The Mysterious Case of Columbus's Silver Ore

Mari N. Jensen
Feb. 15, 2007

Silver-bearing ore found at the settlement founded by Christopher Columbus's second expedition was not mined in the Americas, new research reveals.

The ore that researchers excavated from the settlement, La Isabela, came from Spain, said Alyson Thibodeau, who analyzed the ores.

"What appeared to be the earliest evidence of European finds of precious metals in the New World turned out not to be that at all," said David J. Killick. "It's a very different story."

The explorers brought the Spanish ore to La Isabela to use for comparison when assaying the new ores they expected to find, the researchers surmise. The expedition's purpose was discovering precious metals.

But by 1497, La Isabela's remaining settlers, having found no gold or silver, were desperate to salvage something of value from the failed settlement. They were reduced to extracting silver from the galena they brought from Spain, the researchers said.

"This part of the story of Columbus's failed settlement is one that couldn't be found in the historical documents," said Thibodeau, a geosciences graduate student at The University of Arizona in Tucson. "We could never have figured this out without applying the techniques of physical sciences to the archaeological artifacts."

Thibodeau, Killick, a UA associate professor of anthropology, and their colleagues will publish their article, "The Strange Case of the Earliest Silver Extraction by European Colonists in the New World," in the early online edition of the Proceedings of the National Academy of Sciences during the week of February 19.

The other authors are UA's Joaquin Ruiz, John T. Chesley and Ward Lyman; Kathleen Deagan of the University of Florida in Gainesville; and José M. Cruxent (deceased). The National Science Foundation, Direccion Nacional de Parques de la Republica Dominicana, the National Endowment for the Humanities, the National Geographic Society and the Keck Foundation helped fund the research.

La Isabela, the first European town in the New World, was established by Columbus's second expedition in 1494 on the northern coast of the present Dominican Republic.

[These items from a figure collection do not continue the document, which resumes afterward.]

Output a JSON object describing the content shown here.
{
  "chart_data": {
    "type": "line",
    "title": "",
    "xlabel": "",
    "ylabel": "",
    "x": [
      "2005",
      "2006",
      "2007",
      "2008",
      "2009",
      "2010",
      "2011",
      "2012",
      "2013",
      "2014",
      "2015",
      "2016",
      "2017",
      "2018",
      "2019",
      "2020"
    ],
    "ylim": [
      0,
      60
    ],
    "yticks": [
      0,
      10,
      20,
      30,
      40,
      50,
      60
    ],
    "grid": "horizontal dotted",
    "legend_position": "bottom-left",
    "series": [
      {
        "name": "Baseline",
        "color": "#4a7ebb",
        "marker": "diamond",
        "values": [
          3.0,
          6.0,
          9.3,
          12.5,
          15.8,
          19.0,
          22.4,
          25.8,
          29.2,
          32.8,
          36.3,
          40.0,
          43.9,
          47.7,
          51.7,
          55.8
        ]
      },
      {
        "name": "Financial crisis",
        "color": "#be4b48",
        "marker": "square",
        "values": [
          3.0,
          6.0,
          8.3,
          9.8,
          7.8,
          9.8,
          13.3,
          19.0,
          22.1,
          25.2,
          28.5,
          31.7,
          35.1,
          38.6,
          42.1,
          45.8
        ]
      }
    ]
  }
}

The approximately 1500 members of the expedition expected to make their fortunes by finding precious metals but instead found hurricanes, hunger and disease. Columbus was recalled to Spain in 1496, and the few hundred remaining inhabitants abandoned the town in 1498.

Archaeologists excavating the site in the late 1980s and early 1990s found about 100 pounds of galena, a silver-bearing lead ore, and more than 200 pounds of metallurgical slag. The ore and slag were associated with a small furnace near the alhondiga, a building for the storage and protection of royal property.

Archaeologist Deagan sent pieces of the material to archaeometallurgist Killick for analysis.

The slag turned out to be lead silicate -- the end product of an improvised smelting process, Killick said, adding "Lead silicate is good for nothing." Other smelting processes used at the time could recapture the ore's lead so it could be used for musket balls and as cladding for ships.

"Why waste the lead?" Killick said. "Normally, they would smelt the galena to lead."

Killick and graduate student Ward Lyman examined the slag under a microscope and saw specks of silver, suggesting that Columbus's followers were trying to extract silver from the galena by removing all the lead.

"We thought, 'Fantastic!' The first evidence of Europeans prospecting for silver in the New World."

By reviewing the accounts of Columbus's second voyage, Thibodeau found the expedition had visited islands where geologists now know galena occurs.

It was puzzling that the documents made no mention of finding such ore, Killick said. Maybe it didn't seem to be enough metal to mention or maybe some members of the expedition were trying to hide the discovery.

Thibodeau then used lead isotope analysis to determine where La Isabela's galena originated. The ratio of the different forms, or isotopes, of lead provides a kind of fingerprint that can indicate the source of a rock.

"We're looking at something about the rock's chemistry and using that to tell us where it came from," she said. "It's like Antiques Roadshow where the appraiser looks at some characteristic of an antique and says, 'This was made by so-and-so at such-and-such a time.'"

Figuring out that the galena came from Spain led to the question, why bring ore? The documents report that the expedition also brought lead.

By contacting an expert in medieval chemistry, the scientists learned that a common practice of the time was mixing galena with powdered ores suspected of having gold or silver. The process provided an assay of the gold or silver in the newly discovered hunk of ore by comparing it with galena containing a known, small quantity of silver.

Given that the expedition purpose was discovering new sources of precious metals, it makes sense that the members toted along materials to assess their discoveries."It was a nice detective story," Killick said. "We think we've solved this one."

But there are more archaeological puzzles out there, Thibodeau said.

"Archaeology tells us what might be an interesting question to ask -- and the physical sciences gives us a way to answer the question," Thibodeau said.